We are about to take an article in Lancet on this subject. We are talking about the importance of offering palliative care to everyone from diagnosis when it is a disease like cancer that can kill you. No one knows, but people need to talk about those issues. With palliative care one can have a longer dignified life and with much less pain.
Many understand palliative as a resource when there is no option. Is it different now?
That should not mean that. The problem is when they tell the patient “you should choose between treatment and palliative” and that happens. They should be both at the time, but you should not invest in treatments that do not help. Another thing we have seen is out of very effective patent medicines.
And cheap …
Yes, many are old and their profit margin is low and they stop producing. I’m talking about things like morphine, in pain control. It’s cheap, worth cents, and it’s effective. I’m talking about immediate action. However, we are going to look for patches and other more expensive drugs and poor people then die in pain when there are cheap medications that can help alleviate them. In the case of children’s cancer, it is impressive because there are third-line drugs, thanks to which in Canada there is a 90 percent survival of cancer, but there are many out-of-patent chemotherapies that would help these countries reach 50 percent cent survival to 75, which is a lot. You have to do that first.
Make sure you give the basics first …
Let’s make sure we give the basics: prevention, early detection and basic treatment, but also make sure that in the basic treatment we are covering first what is effective and cheap and then we go with what is expensive. At least in terms of public funding because much can be done with out-of-patent drugs, not everything, but a lot.
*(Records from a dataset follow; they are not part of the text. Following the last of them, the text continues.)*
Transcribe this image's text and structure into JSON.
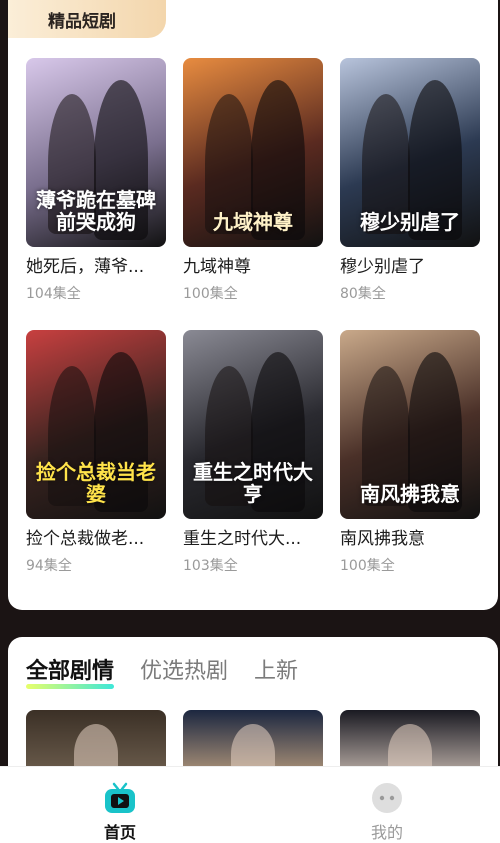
{
  "featured": {
    "tag": "精品短剧",
    "dramas": [
      {
        "title": "她死后，薄爷...",
        "count": "104集全",
        "poster_text": "薄爷跪在墓碑前哭成狗",
        "bg": "#7a6f8e",
        "accent": "#d8c8ea",
        "text_color": "#ffffff"
      },
      {
        "title": "九域神尊",
        "count": "100集全",
        "poster_text": "九域神尊",
        "bg": "#5a2a20",
        "accent": "#e88c40",
        "text_color": "#fff2c8"
      },
      {
        "title": "穆少别虐了",
        "count": "80集全",
        "poster_text": "穆少别虐了",
        "bg": "#2c3a52",
        "accent": "#b8c4dc",
        "text_color": "#ffffff"
      },
      {
        "title": "捡个总裁做老...",
        "count": "94集全",
        "poster_text": "捡个总裁当老婆",
        "bg": "#3a2420",
        "accent": "#c84040",
        "text_color": "#ffe34a"
      },
      {
        "title": "重生之时代大...",
        "count": "103集全",
        "poster_text": "重生之时代大亨",
        "bg": "#2a2a30",
        "accent": "#8a8a94",
        "text_color": "#ffffff"
      },
      {
        "title": "南风拂我意",
        "count": "100集全",
        "poster_text": "南风拂我意",
        "bg": "#4a3028",
        "accent": "#c9a98a",
        "text_color": "#ffffff"
      }
    ]
  },
  "tabs": [
    {
      "label": "全部剧情",
      "active": true
    },
    {
      "label": "优选热剧",
      "active": false
    },
    {
      "label": "上新",
      "active": false
    }
  ],
  "thumbs": [
    {
      "bg": "#3b3026",
      "accent": "#7a6a58"
    },
    {
      "bg": "#1c2740",
      "accent": "#d9b48a"
    },
    {
      "bg": "#1a1a22",
      "accent": "#e8d8cc"
    }
  ],
  "nav": {
    "home_label": "首页",
    "mine_label": "我的",
    "home_color": "#19c3c9"
  }
}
How to make richer countries help us with ideas that can be applied in these poorer countries?
They can help a lot. In Canada and the United States, in breast cancer we have seen a drop in mortality between 35 and 45 percent and is for two reasons: early detection and access to treatment. So, science has advanced and there is armament to fight against breast cancer and that is thanks to science in countries like Canada and the United States. Countries like Mexico and Colombia can take advantage of this science that already exists and not everything has patent. Tamoxifen is out of patent, it is a cheap drug. Let’s talk about tele-medicine. More and more the cancer is personalized so the doctor who knows the most about my tumor with its characteristics is in China and I do not have to travel there to analyze my case.